09 avril 2026
Hôtellerie et « no show » : une nouvelle illustration de la taxation à la TVA des sommes conservées
Les hôteliers sont régulièrement confrontés à la question du traitement TVA des sommes conservées en cas de non-présentation des clients (« no shows »). Doivent-elles être analysées comme la contrepartie d’une prestation de services (et donc soumises à la TVA) ou comme de simples indemnités réparant un préjudice (hors champ de la TVA) ?
Une récente décision de la cour administrative d’appel de Marseille (12 février 2026, 24MA02893) apporte une nouvelle illustration de la position désormais stabilisée de la jurisprudence et de l’administration fiscale : en cas de « no show », les sommes conservées par l’hôtelier doivent, en principe, être soumises à la TVA.
- Un cadre jurisprudentiel désormais stabilisé
Il est de jurisprudence constante qu’une prestation de services est soumise à la TVA dès lors qu’il existe un lien direct entre le service rendu et la contrepartie reçue, les sommes versées constituant la rémunération effective d’un service individualisable :
- Un tel lien est caractérisé lorsque la somme versée lors de la conclusion du contrat confère au client le droit de bénéficier de l’exécution des obligations contractuelles, indépendamment de l’usage effectif de ce droit.
- À l’inverse, ne relèvent pas du champ de la TVA les sommes ayant le caractère d’indemnités forfaitaires de résiliation, versées en réparation du préjudice résultant de la défaillance du client, dépourvues de lien direct avec un service rendu à titre onéreux, ce sera notamment le cas dans l'hypothèse d'un versement d’arrhes au sens de l’article 1590 du code civil (CJCE, 18 juillet 2007, aff.
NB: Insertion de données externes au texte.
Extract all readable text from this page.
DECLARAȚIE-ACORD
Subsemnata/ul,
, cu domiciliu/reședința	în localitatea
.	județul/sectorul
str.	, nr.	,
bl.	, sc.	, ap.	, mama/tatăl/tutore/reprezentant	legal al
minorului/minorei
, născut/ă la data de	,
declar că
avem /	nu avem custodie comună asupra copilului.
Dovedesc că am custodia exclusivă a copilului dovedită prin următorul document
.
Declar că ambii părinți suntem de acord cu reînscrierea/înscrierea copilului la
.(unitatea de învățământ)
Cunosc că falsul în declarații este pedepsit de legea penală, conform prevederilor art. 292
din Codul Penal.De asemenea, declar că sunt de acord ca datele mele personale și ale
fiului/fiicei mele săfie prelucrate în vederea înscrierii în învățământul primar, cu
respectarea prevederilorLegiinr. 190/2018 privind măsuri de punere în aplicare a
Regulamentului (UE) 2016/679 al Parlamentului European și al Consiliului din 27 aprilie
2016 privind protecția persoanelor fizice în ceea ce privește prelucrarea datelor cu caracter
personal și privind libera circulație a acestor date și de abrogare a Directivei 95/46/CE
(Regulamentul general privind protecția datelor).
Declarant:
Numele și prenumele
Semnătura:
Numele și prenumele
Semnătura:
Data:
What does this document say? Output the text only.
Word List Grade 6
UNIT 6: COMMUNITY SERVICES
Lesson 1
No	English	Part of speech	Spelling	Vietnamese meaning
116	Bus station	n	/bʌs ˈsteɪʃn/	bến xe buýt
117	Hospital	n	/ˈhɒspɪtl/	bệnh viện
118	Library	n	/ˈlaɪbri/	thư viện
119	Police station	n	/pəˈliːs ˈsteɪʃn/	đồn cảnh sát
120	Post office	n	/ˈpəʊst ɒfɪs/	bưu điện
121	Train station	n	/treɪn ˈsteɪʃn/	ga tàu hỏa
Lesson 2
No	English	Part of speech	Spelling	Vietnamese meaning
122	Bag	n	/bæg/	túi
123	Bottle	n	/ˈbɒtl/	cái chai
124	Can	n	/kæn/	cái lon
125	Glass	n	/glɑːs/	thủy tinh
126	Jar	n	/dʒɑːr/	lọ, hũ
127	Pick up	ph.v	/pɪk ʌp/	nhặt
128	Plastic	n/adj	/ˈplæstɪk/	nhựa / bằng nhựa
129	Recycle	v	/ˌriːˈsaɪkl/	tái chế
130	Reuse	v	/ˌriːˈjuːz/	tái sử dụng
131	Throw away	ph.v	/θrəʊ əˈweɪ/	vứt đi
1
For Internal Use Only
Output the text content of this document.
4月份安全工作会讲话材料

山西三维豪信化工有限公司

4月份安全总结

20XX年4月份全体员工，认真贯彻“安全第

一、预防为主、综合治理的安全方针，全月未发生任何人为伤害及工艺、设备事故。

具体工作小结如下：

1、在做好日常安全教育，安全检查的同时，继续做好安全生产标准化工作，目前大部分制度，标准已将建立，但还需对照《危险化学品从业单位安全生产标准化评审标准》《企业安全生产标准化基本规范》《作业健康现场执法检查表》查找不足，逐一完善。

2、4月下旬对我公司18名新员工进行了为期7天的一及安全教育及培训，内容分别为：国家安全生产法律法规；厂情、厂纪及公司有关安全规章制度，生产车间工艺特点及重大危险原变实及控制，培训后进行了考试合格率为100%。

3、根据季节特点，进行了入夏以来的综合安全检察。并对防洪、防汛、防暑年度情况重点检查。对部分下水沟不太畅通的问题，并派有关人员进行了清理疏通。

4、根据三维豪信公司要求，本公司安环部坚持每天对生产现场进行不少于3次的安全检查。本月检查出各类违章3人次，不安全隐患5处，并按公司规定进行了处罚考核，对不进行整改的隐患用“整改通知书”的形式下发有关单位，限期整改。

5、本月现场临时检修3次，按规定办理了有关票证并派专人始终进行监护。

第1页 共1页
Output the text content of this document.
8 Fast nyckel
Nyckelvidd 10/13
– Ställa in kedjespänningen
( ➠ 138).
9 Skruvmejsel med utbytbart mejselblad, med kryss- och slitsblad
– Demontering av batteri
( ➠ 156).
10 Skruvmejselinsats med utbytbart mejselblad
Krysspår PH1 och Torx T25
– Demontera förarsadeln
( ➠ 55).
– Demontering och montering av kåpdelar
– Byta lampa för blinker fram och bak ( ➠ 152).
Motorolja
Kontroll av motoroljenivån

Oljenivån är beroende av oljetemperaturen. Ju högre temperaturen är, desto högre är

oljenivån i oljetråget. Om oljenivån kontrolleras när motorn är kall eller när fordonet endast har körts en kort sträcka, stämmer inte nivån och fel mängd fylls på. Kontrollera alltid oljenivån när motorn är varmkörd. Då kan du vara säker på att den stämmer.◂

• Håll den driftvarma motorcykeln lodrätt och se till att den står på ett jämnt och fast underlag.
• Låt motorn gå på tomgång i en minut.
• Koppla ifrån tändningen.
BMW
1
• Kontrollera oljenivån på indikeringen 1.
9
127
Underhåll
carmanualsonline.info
C-277/05, Société thermale d'Eugénie-les-Bains).
L’enjeu du litige consiste ainsi à déterminer si les sommes conservées en cas de « no show » constituent en réalité la contrepartie d’une prestation de services ou une indemnité venant en réparation d’un préjudice.
- L’affaire « Le Majestic » : la CAA de Marseille confirme l’assujettissement à la TVA
Dans l'affaire commentée, la société requérante exploitait l’hôtel-restaurant Le Majestic à Cannes. À l’issue d’une vérification de comptabilité, l’administration fiscale lui a notifié des rappels de TVA, estimant que les sommes facturées et conservées en cas de non-présentation des clients devaient y être assujetties. Déboutée par le tribunal administratif de Nice, la société a interjeté appel devant la cour administrative d’appel de Marseille.
Après avoir rappelé les principes précités, la cour valide la position de l’administration fiscale en jugeant que les sommes litigieuses constituent, en l’espèce, la contrepartie d’une prestation de services soumise à la TVA.
Pour parvenir à cette conclusion, elle procède à une analyse détaillée des conditions de réservation et des différentes grilles tarifaires applicables, distinguant notamment :
- un tarif « flexible », variable selon la saison, prévoyant soit la facturation d’une nuitée en basse saison en cas de non-présentation, soit le paiement intégral anticipé et non remboursable en haute et très haute saison ;
- un tarif « advance purchase », impliquant un prépaiement intégral non remboursable ;
- un tarif applicable aux clients professionnels, prévoyant la facturation de l’intégralité du séjour en cas de « no show ».
La cour relève, pour caractériser l’existence d’une prestation individualisable, que :
- le client accepte, dès la réservation, qu’en cas de non-présentation sans annulation dans les délais impartis, l’hôtel puisse prélever tout ou partie du prix du séjour ;
- les sommes ainsi versées rémunèrent le droit conféré au client de disposer de la chambre réservée, droit constitutif de la prestation d’hôtellerie ;
- la prestation, consistant en la mise à disposition de la chambre pour une période déterminée, ainsi que son prix, sont fixés dès la conclusion du contrat.
La juridiction écarte, en outre, l’argumentation de la société tendant à qualifier ces sommes d’indemnités ou d’arrhes :
- d'une part, elle souligne que la qualification retenue par les conditions générales de vente est sans incidence en matière fiscale, celles-ci distinguant au demeurant expressément les arrhes des sommes dues en cas de « no show », et
- d'autre part, elle relève que les sommes en cause ne présentent pas un caractère forfaitaire, dès lors qu’elles sont déterminées en fonction des caractéristiques de la réservation (type de tarif, saison, etc.). Il s'agit donc d'une prix de la prestation, et non d'une pénalité standardisée.
En définitive, l’arrêt de la CAA de Marseille confirme qu’en matière de « no show », le curseur TVA est résolument placé du côté de la contrepartie de la prestation d’hébergement, et non de la pure indemnisation.